Your problem: "{initial_idea}" Project type: {greenfield|brownfield}

Proposed trace lanes:

  1. {hypothesis_1}
  2. {hypothesis_2}
  3. {hypothesis_3}

Are these hypotheses appropriate, or would you like to adjust them?

Options:

  • Confirm and start trace
  • Adjust hypotheses (user provides alternatives)

After confirmation, update state to current_phase: "trace-executing".

Phase 3: Trace Execution

Run the trace autonomously using the oh-my-claudecode:trace skill's behavioral contract.

Team Mode Orchestration

Use Claude built-in team mode to run 3 parallel tracer lanes:

  1. Restate the observed result or "why" question precisely
  2. Spawn 3 tracer lanes — one per confirmed hypothesis
  3. Each tracer worker must:
    • Own exactly one hypothesis lane
    • Gather evidence for the lane
    • Gather evidence against the lane
    • Rank evidence strength (from controlled reproductions → speculation)
    • Name the critical unknown for the lane
    • Recommend the best discriminating probe
    • For Lane 3: Misplacement / SoT Violation findings, classify every candidate MOVE destination with ownership_scope before ranking recommendations:
      • personal-config: user-level dotfiles, [$CLAUDE_CONFIG_DIR|~/.claude]/, personal repositories, or user-only agent rules
      • shared-config: company/org repositories, team-maintained config, or multi-tenant shared rules
      • external: third-party, vendor, or OSS upstream repositories outside the user's ownership
      • project-scoped: per-project storage owned by the current project boundary
    • For Lane 3, compare source and destination ownership_scope; any cross-boundary MOVE (for example personal-configshared-config) MUST be flagged with an explicit warning and MUST NOT be surfaced as the default recommendation. Prefer COMPRESS, KEEP, or a same-scope MOVE as the default when available.
  4. Run a rebuttal round between the leading hypothesis and the strongest alternative
  5. Detect convergence: if two "different" hypotheses reduce to the same mechanism, merge them explicitly
  6. Leader synthesis: produce the ranked output below

Team mode fallback: If team mode is unavailable or fails, fall back to sequential lane execution: run each lane's investigation serially, then synthesize results.
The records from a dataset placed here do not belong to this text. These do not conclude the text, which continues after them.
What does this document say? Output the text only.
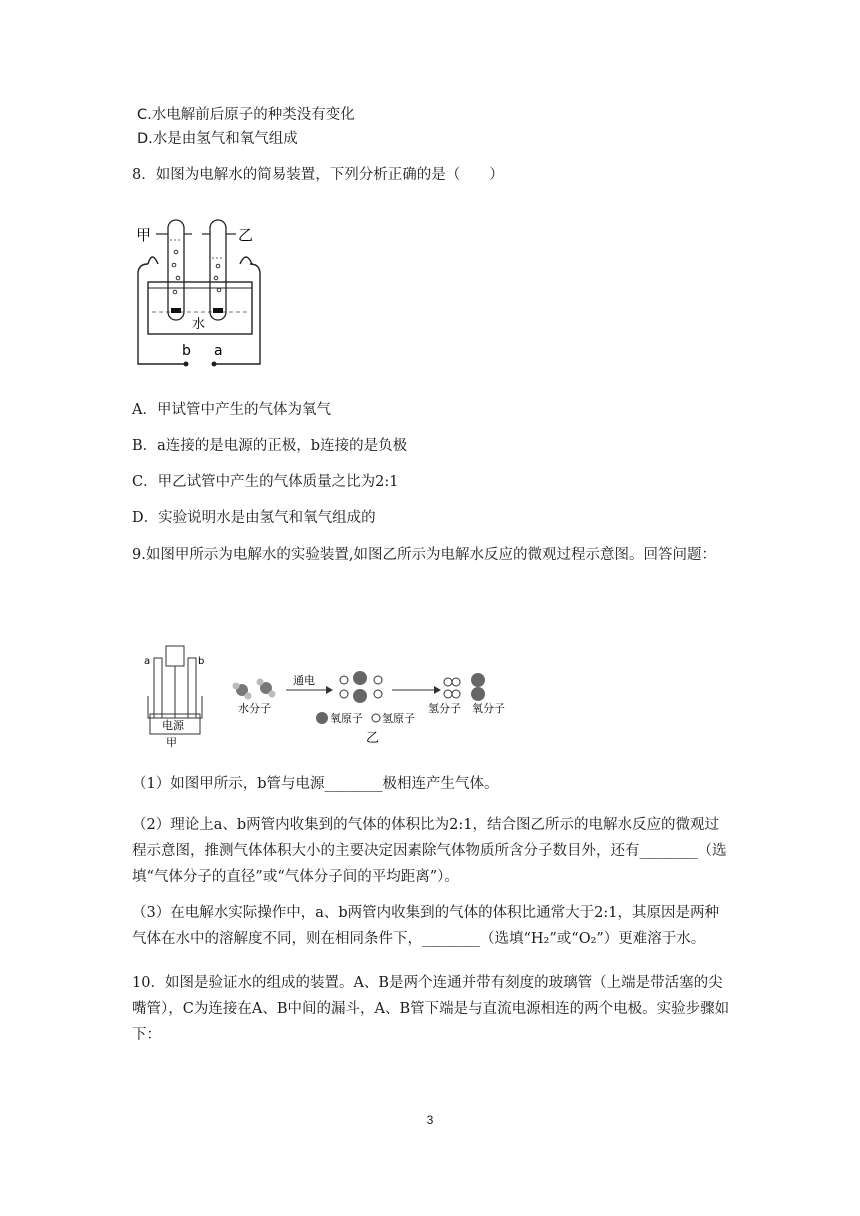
C.水电解前后原子的种类没有变化
D.水是由氢气和氧气组成
8．如图为电解水的简易装置，下列分析正确的是（　　）
甲	乙
水
b a
A．甲试管中产生的气体为氧气
B．a连接的是电源的正极，b连接的是负极
C．甲乙试管中产生的气体质量之比为2:1
D．实验说明水是由氢气和氧气组成的
9.如图甲所示为电解水的实验装置,如图乙所示为电解水反应的微观过程示意图。回答问题：
电源
甲
a	b
水分子
通电
氢分子 氧分子
氧原子 氢原子
乙
（1）如图甲所示，b管与电源________极相连产生气体。
（2）理论上a、b两管内收集到的气体的体积比为2:1，结合图乙所示的电解水反应的微观过程示意图，推测气体体积大小的主要决定因素除气体物质所含分子数目外，还有________（选填“气体分子的直径”或“气体分子间的平均距离”）。
（3）在电解水实际操作中，a、b两管内收集到的气体的体积比通常大于2:1，其原因是两种气体在水中的溶解度不同，则在相同条件下，________（选填“H₂”或“O₂”）更难溶于水。
10．如图是验证水的组成的装置。A、B是两个连通并带有刻度的玻璃管（上端是带活塞的尖嘴管），C为连接在A、B中间的漏斗，A、B管下端是与直流电源相连的两个电极。实验步骤如下：
3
The output structure remains identical — only the parallelism is lost.

Trace Output Structure

Save to .omc/specs/deep-dive-trace-{slug}.md:

# Deep Dive Trace: {slug}

## Observed Result
[What was actually observed / the problem statement]

## Ranked Hypotheses
| Rank | Hypothesis | Confidence | Evidence Strength | Why it leads |
|------|------------|------------|-------------------|--------------|
| 1 | ... | High/Medium/Low | Strong/Moderate/Weak | ... |
| 2 | ... | ... | ... | ... |
| 3 | ... | ... | ... | ... |

## Evidence Summary by Hypothesis
- **Hypothesis 1**: ...
- **Hypothesis 2**: ...
- **Hypothesis 3**: ...

## Evidence Against / Missing Evidence
- **Hypothesis 1**: ...
- **Hypothesis 2**: ...
- **Hypothesis 3**: ...

## Per-Lane Critical Unknowns
- **Lane 1 ({hypothesis_1})**: {critical_unknown_1}
- **Lane 2 ({hypothesis_2})**: {critical_unknown_2}
- **Lane 3 ({hypothesis_3})**: {critical_unknown_3}

## Lane 3 Misplacement / SoT Ownership Scope
For each MOVE candidate discovered by Lane 3, include:

| Source | Candidate destination | ownership_scope | Boundary relationship | Default? | Warning |
|--------|-----------------------|-----------------|-----------------------|----------|---------|
| ... | ... | personal-config/shared-config/external/project-scoped | same-scope/cross-boundary | yes/no | ... |

Cross-boundary MOVE candidates MUST have `Default? = no` and an explicit warning explaining the source/destination ownership mismatch. They may be listed as flagged alternatives, but the ranked synthesis MUST NOT present them as the default recommendation.

## Rebuttal Round
- Best rebuttal to leader: ...
- Why leader held / failed: ...

## Convergence / Separation Notes
- ...

## Most Likely Explanation
[Current best explanation — may be "insufficient evidence" if all lanes are low-confidence]

## Critical Unknown
[Single most important missing fact keeping uncertainty open, synthesized from per-lane unknowns]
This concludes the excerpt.